I’m using FitLaM to classify git merge conflicts as left/right. I trained a BPE+LSTM language model over a gig of C code. I’ve found ~5000 C merge conflicts in the wild with sequence lengths less than 1400 tokens. A FiTLaM classifier will classify these correctly around 85% of the time. I thought I’d have to do a lot of domain-specific things or advanced tricks, so its amazing (suspicious?) to see this work this well basically out of the box.

Obviously, many source code files are bigger than this. Is there something more obvious or interesting to do than taking an ensemble of sliding windows?

anamariapopescug · April 26, 2018, 10:48pm

This is awesome - did you try any other baseline before ? (just curious if it’s a “easy” or “hard” problem)

fizx · April 26, 2018, 11:05pm

This is awesome - did you try any other baseline before ?

No. I should perhaps grab lingpipe or weka (or maybe something else thats not 10 years out of date?) and see if something trivial/bag-of-wordsy gets any traction. I’m slightly worried that I could be doing the equivalent of labelling all grassy hillsides as containing sheep. If a trivial model gets traction, that might be indicative.

(just curious if it’s a “easy” or “hard” problem).

I think its a hard problem. These are hard to figure out as a human a non-trivial percentage of the time.

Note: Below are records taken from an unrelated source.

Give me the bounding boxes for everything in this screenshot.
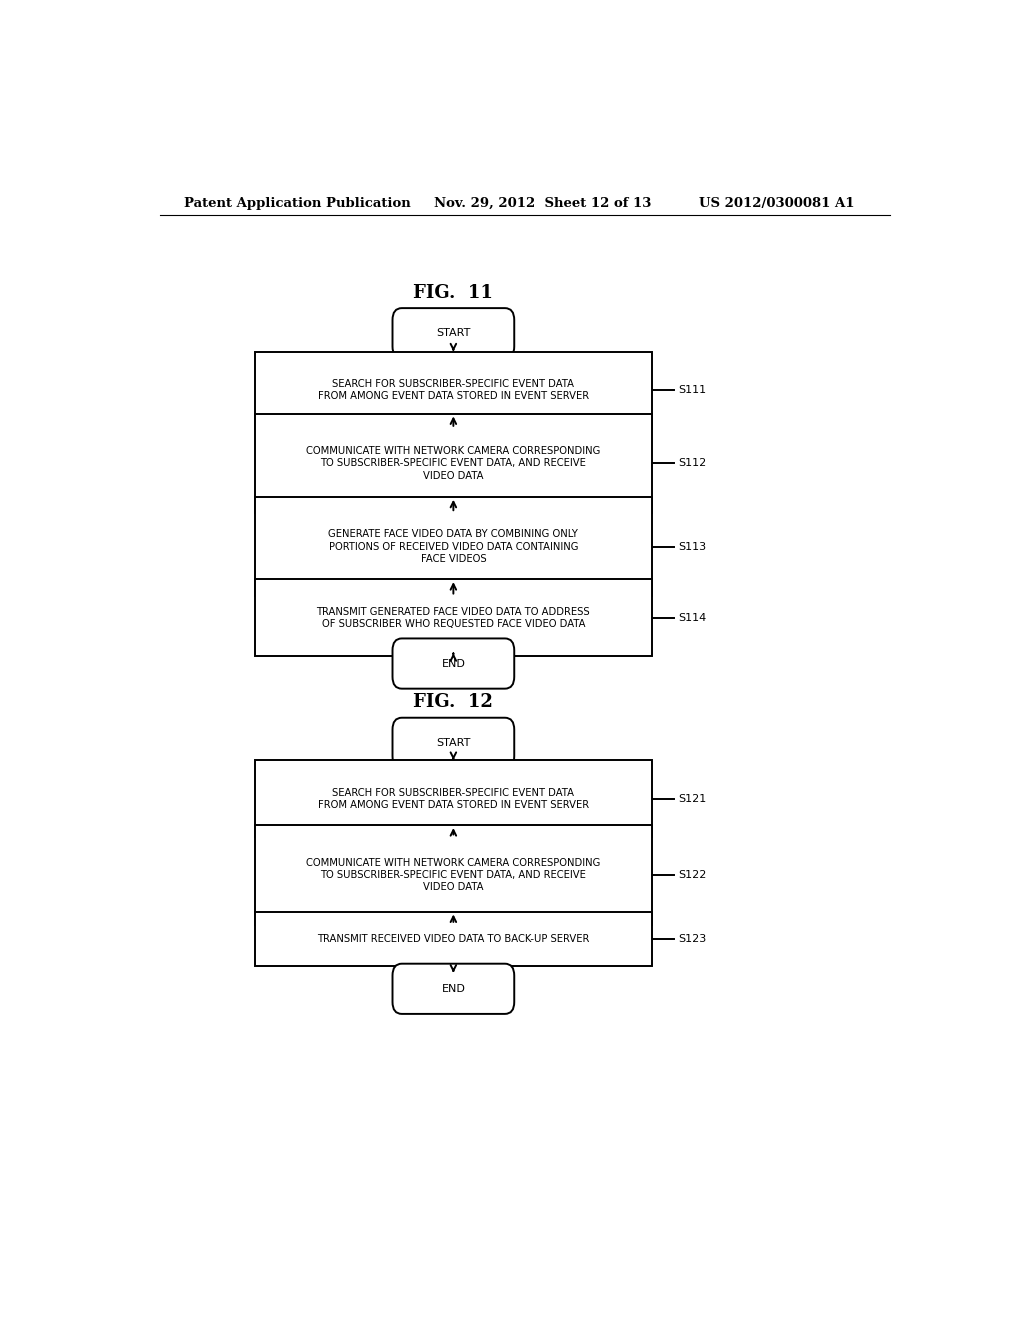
FancyBboxPatch shape [255, 912, 651, 966]
FancyBboxPatch shape [392, 639, 514, 689]
Text: GENERATE FACE VIDEO DATA BY COMBINING ONLY
PORTIONS OF RECEIVED VIDEO DATA CONTA: GENERATE FACE VIDEO DATA BY COMBINING ON… [329, 529, 579, 564]
Text: S113: S113 [678, 541, 707, 552]
FancyBboxPatch shape [392, 964, 514, 1014]
Text: COMMUNICATE WITH NETWORK CAMERA CORRESPONDING
TO SUBSCRIBER-SPECIFIC EVENT DATA,: COMMUNICATE WITH NETWORK CAMERA CORRESPO… [306, 858, 600, 892]
Text: S111: S111 [678, 385, 707, 395]
Text: COMMUNICATE WITH NETWORK CAMERA CORRESPONDING
TO SUBSCRIBER-SPECIFIC EVENT DATA,: COMMUNICATE WITH NETWORK CAMERA CORRESPO… [306, 446, 600, 480]
FancyBboxPatch shape [392, 718, 514, 768]
Text: SEARCH FOR SUBSCRIBER-SPECIFIC EVENT DATA
FROM AMONG EVENT DATA STORED IN EVENT : SEARCH FOR SUBSCRIBER-SPECIFIC EVENT DAT… [317, 788, 589, 810]
FancyBboxPatch shape [255, 760, 651, 837]
Text: US 2012/0300081 A1: US 2012/0300081 A1 [699, 197, 855, 210]
Text: S121: S121 [678, 793, 707, 804]
Text: END: END [441, 983, 465, 994]
Text: S122: S122 [678, 870, 707, 880]
FancyBboxPatch shape [255, 413, 651, 513]
Text: TRANSMIT GENERATED FACE VIDEO DATA TO ADDRESS
OF SUBSCRIBER WHO REQUESTED FACE V: TRANSMIT GENERATED FACE VIDEO DATA TO AD… [316, 607, 590, 630]
Text: S112: S112 [678, 458, 707, 469]
FancyBboxPatch shape [255, 351, 651, 429]
Text: TRANSMIT RECEIVED VIDEO DATA TO BACK-UP SERVER: TRANSMIT RECEIVED VIDEO DATA TO BACK-UP … [317, 935, 590, 944]
Text: Patent Application Publication: Patent Application Publication [183, 197, 411, 210]
Text: END: END [441, 659, 465, 668]
Text: S123: S123 [678, 935, 707, 944]
Text: START: START [436, 738, 471, 748]
FancyBboxPatch shape [392, 308, 514, 358]
Text: START: START [436, 329, 471, 338]
Text: FIG.  11: FIG. 11 [414, 284, 494, 301]
Text: SEARCH FOR SUBSCRIBER-SPECIFIC EVENT DATA
FROM AMONG EVENT DATA STORED IN EVENT : SEARCH FOR SUBSCRIBER-SPECIFIC EVENT DAT… [317, 379, 589, 401]
FancyBboxPatch shape [255, 825, 651, 925]
FancyBboxPatch shape [255, 496, 651, 597]
Text: Nov. 29, 2012  Sheet 12 of 13: Nov. 29, 2012 Sheet 12 of 13 [433, 197, 651, 210]
FancyBboxPatch shape [255, 579, 651, 656]
Text: S114: S114 [678, 612, 707, 623]
Text: FIG.  12: FIG. 12 [414, 693, 494, 711]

jeremy · April 26, 2018, 11:09pm

I’m looking forward to hearing what you find out!

anamariapopescug · April 26, 2018, 11:24pm

My intuition says you’d still be better off with FitLaM (or similar) than just some BOW-based model … just a question of how much, should you care :). Is the data fairly balanced, btw ? Anyway - very fun, good luck with the investigation.

fizx · April 26, 2018, 11:31pm

In the wild, merge conflicts are 3:2 left:right. I undersampled left to balance the data.